Velamakanni starts with himself. “I feel I’ve always been the constraining factor for Fractal’s growth,” he says in a brutal self-assessment. “Every time I have managed to grow, I’ve been able to lead the company better,” he underlines, adding that his personal growth has been a precursor to organisational growth.
Back in 2007 and 2008, Velamakanni was in introspective mode. The context was his lingering feud with two of the co-founders. “I went on a three-day retreat and tried to reflect on the problem,” he recalls. Till then, he underlines, the sparring co-founders were the bad guys in his book. “I was the good guy,” he says. The reality, though, was not in black and white. “I started realising that there might be some truth to their story as well,” he recounts. The trigger points for a different, and balanced, perspective were simple. The co-founders, he reasoned, elected him as CEO, which means they trusted him. “Maybe my ego or behaviour was responsible,” he thought. After all, Velamakanni did behave like a CEO and not one of the equal co-founders.
Quick action followed the instant realisation. He called up his co-founders and apologised.
“There was stunned silence from the other side,” he recalls. Velamakanni was not only apologetic but was also ready to move on. “We were an arrogant company because I was an arrogant guy,” he says. A month later, the co-founders smoked the peace pipe—the two co-founders who dissented amicably sold their stake and exited.
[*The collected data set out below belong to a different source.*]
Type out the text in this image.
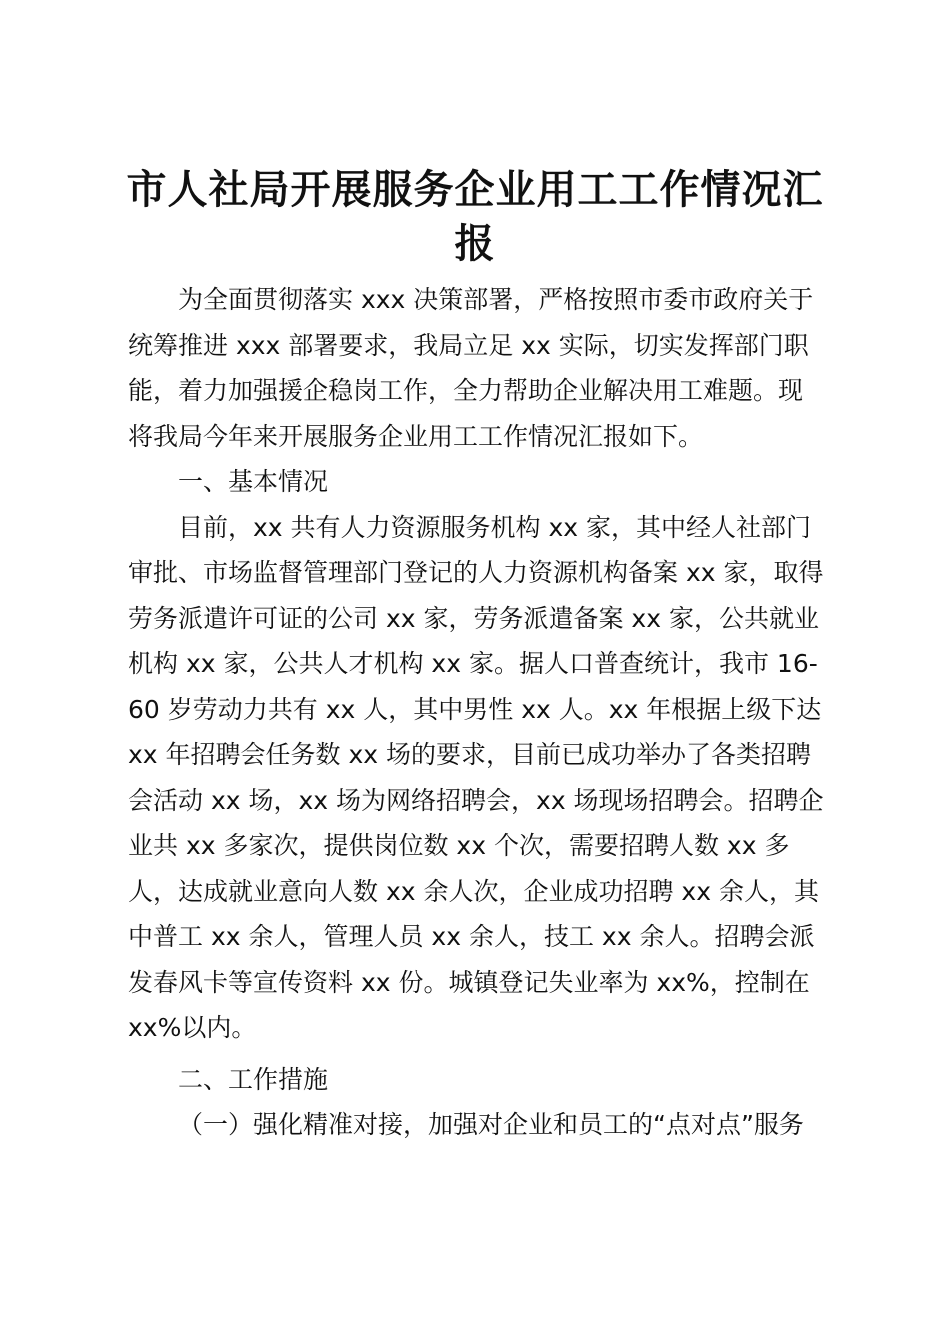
市人社局开展服务企业用工工作情况汇
报

为全面贯彻落实 xxx 决策部署，严格按照市委市政府关于
统筹推进 xxx 部署要求，我局立足 xx 实际，切实发挥部门职
能，着力加强援企稳岗工作，全力帮助企业解决用工难题。现
将我局今年来开展服务企业用工工作情况汇报如下。

一、基本情况

目前，xx 共有人力资源服务机构 xx 家，其中经人社部门
审批、市场监督管理部门登记的人力资源机构备案 xx 家，取得
劳务派遣许可证的公司 xx 家，劳务派遣备案 xx 家，公共就业
机构 xx 家，公共人才机构 xx 家。据人口普查统计，我市 16-
60 岁劳动力共有 xx 人，其中男性 xx 人。xx 年根据上级下达
xx 年招聘会任务数 xx 场的要求，目前已成功举办了各类招聘
会活动 xx 场，xx 场为网络招聘会，xx 场现场招聘会。招聘企
业共 xx 多家次，提供岗位数 xx 个次，需要招聘人数 xx 多
人，达成就业意向人数 xx 余人次，企业成功招聘 xx 余人，其
中普工 xx 余人，管理人员 xx 余人，技工 xx 余人。招聘会派
发春风卡等宣传资料 xx 份。城镇登记失业率为 xx%，控制在
xx%以内。

二、工作措施

（一）强化精准对接，加强对企业和员工的“点对点”服务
Nine years after inception, Fractal was making a new start in 2009. “We were almost starting again from scratch. That was the intermission of the Fractal story,” he says. The monumental learning was to focus on values, humility and culture.
The result was phenomenal. Fractal entered into a high-growth trajectory. Velamakanni and his team developed a ’10-20-30’ strategy. He explains. The clients Fractal decided to serve were to have one of the three attributes: Either be at least $10 billion in revenue, or $20 billion in market cap or have 30 million consumers. “We sharply defined who to serve and who not to serve,” he says, explaining the reason behind the move. One can spend, he underlines, the same amount of time trying to sell analytics to a tiny company or to Google. “I might as well spend time on Google because if you succeed, the prize is very large,” he says.
Another learning is playing the long game. “The magic of compounding takes care when you play a really long game,” he says. But to an entrepreneur in the business of AI and analytics, what is it that matters the most? Is it intelligence or artificial intelligence
Velamakanni reckons it’s neither. “Emotional intelligence and empathy are the two most important attributes,” he says. While smartness and intelligence will lead an individual to a particular stage, what really changes the game is emotional intelligence.